Addendum BB - a list of radiology services and other covered ancillary services eligible for ASC payment under the revised ASC payment system when provided integral to an ASC covered surgical procedure. Included are ancillary services that receive packaged payment through the payment for covered surgical procedures, as well as those that are paid separately. Payment indicators (defined in Addendum DD1) designate each service's payment status.

Addendum DD1 - a list of ASC payment indicators used in Addenda AA and BB to provide payment information regarding covered surgical procedures and covered ancillary services, respectively, under the revised ASC payment system. The payment indicators represent policy-relevant characteristics of HCPCS codes related to their payment status in ASCs; for example, whether a code is designated as packaged, office-based, or device-intensive.

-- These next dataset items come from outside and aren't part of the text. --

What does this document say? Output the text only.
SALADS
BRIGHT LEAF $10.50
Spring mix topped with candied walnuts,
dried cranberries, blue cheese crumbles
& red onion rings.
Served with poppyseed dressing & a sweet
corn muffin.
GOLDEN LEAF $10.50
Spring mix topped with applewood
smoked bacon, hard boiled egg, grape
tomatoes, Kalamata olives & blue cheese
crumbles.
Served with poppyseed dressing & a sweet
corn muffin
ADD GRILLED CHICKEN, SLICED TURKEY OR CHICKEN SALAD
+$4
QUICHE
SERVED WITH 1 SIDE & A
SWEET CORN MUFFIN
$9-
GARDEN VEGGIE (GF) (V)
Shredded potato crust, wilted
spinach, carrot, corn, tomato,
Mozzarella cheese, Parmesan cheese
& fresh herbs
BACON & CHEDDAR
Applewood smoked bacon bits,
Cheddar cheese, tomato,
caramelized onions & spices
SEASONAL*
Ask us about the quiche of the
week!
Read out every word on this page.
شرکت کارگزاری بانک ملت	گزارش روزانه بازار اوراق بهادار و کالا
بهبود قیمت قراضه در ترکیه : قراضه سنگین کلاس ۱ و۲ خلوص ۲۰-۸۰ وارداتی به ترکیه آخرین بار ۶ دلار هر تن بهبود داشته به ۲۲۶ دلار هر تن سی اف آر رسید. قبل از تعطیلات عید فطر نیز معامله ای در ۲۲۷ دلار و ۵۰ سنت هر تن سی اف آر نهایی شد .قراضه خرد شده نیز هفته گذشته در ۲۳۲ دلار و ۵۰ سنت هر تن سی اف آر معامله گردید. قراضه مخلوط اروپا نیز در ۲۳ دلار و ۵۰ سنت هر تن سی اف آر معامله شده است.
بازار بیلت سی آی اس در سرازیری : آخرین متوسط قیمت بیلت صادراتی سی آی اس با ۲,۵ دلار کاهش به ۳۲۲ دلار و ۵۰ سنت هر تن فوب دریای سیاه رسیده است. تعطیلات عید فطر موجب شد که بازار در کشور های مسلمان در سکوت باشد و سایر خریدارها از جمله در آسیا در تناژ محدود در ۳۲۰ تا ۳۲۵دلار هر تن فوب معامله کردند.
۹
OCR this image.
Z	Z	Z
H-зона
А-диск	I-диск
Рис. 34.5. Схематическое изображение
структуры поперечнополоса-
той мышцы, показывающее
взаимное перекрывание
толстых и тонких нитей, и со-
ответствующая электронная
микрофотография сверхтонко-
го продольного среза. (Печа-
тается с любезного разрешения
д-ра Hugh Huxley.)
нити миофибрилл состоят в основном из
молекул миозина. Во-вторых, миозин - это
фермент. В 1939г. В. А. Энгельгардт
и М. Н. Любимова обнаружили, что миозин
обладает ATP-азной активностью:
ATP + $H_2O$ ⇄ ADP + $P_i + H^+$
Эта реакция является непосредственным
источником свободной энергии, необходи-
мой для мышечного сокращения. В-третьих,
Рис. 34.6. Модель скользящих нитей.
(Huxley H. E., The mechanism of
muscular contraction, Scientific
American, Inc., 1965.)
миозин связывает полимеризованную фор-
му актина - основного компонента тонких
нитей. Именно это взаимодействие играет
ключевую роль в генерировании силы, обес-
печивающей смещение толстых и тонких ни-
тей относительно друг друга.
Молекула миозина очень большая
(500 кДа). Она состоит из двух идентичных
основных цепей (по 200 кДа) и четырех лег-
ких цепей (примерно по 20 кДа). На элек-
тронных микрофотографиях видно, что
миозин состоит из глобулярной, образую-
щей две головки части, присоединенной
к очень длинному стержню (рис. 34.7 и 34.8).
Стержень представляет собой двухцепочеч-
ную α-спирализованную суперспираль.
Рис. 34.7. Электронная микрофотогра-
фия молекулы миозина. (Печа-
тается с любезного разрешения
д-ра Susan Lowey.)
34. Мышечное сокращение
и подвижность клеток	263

Addendum DD2 - a list of ASC comment indicators.

Addendum EE - a list of surgical procedures excluded from Medicare payment in ASCs. The surgical procedures on that exclusionary list are those that are on the OPPS inpatient list, CPT unlisted codes, surgical procedures that are not recognized for payment under Medicare, and those that CMS medical advisors determined pose a significant risk to beneficiary safety or would be expected to require an overnight stay when provided in ASCs.

Addendum A - This Excel file lists, in APC order, the proposed name, payment status indicator, relative weight, payment rate, and copayment amount(s) for the final 2013 APC groups.